Vos enfants sont-ils autorisés à utiliser Internet souvent pour apprendre ?

Oui, car il existe d’excellentes offres telles que la Khan Academy, qui propose des cours de mathématiques en ligne gratuits pour les enfants âgés de 2 à 18 ans… Internet facilite beaucoup plus le choix de l’enseignement à domicile qu’avant. Parce que les connaissances sont disponibles partout, il existe une multitude de supports d’apprentissage auxquels les parents peuvent facilement accéder.

Si je compare cela à la situation de ma grand-mère, qui a grandi en franconien dans les années 1920. A cette époque, le pasteur et l’enseignant étaient les seules personnes instruites de leur village. Le matériel d’apprentissage était absolument insuffisant, elle n’avait pas accès à de bons journaux et livres. Dans la maison de ses parents, il n’y avait que la Bible, une poignée de romans et de dictons du calendrier, qu’elle a ensuite mémorisés et gardés dans son esprit comme des révélations jusqu’à la fin de sa vie. Comme c’est différent aujourd’hui !

Oui, aujourd’hui le défi est de détecter les bons manuels dans une offre surabondante. Quand je cherchais un livre de mathématiques, j’ai remarqué : Combien de recueil de piètre qualité est sur le marché ! Des manuels qui sont pleins d’erreurs et ne transmettent qu’une compréhension très superficielle des mathématiques… La « méthode de Singapour » est complètement différente.
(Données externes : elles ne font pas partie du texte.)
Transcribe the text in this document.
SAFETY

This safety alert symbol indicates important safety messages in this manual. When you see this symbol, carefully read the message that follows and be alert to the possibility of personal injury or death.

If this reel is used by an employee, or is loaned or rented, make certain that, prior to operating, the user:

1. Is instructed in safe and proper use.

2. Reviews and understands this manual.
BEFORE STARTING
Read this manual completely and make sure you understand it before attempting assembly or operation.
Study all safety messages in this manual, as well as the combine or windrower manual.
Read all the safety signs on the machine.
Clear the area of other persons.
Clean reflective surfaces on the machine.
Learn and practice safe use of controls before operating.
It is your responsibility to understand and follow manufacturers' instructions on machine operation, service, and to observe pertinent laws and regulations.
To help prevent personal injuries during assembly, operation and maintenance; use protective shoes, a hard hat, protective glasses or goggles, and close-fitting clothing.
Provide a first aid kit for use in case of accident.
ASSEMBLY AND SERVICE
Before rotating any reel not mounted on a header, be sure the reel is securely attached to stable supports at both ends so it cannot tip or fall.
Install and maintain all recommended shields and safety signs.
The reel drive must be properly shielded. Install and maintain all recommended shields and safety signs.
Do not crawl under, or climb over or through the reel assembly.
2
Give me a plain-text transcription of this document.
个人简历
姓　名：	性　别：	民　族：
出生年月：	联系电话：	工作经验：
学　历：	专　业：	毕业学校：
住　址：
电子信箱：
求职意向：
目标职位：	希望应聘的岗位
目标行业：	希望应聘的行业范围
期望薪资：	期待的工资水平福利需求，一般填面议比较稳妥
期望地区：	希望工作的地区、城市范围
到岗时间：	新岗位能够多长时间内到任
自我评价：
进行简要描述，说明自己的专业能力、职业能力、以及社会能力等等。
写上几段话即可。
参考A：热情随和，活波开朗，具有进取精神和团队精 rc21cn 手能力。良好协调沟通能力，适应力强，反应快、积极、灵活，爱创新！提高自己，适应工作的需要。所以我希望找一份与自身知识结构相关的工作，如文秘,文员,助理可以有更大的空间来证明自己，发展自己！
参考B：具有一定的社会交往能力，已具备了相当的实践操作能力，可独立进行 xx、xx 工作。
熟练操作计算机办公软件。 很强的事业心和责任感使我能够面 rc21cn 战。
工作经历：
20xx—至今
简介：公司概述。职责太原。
Comment partager nos connaissances avec des enfants issus de familles disposant de moins de ressources ?

Ici aussi, Internet nous aide à briser la claustrophobie de la famille nucléaire : de nombreuses formes nouvelles de coopérations sont envisageables. Nous devrions demander à des amis et des parents d’enseigner via Skype, nous pouvons parrainer nous-mêmes des étudiants défavorisés.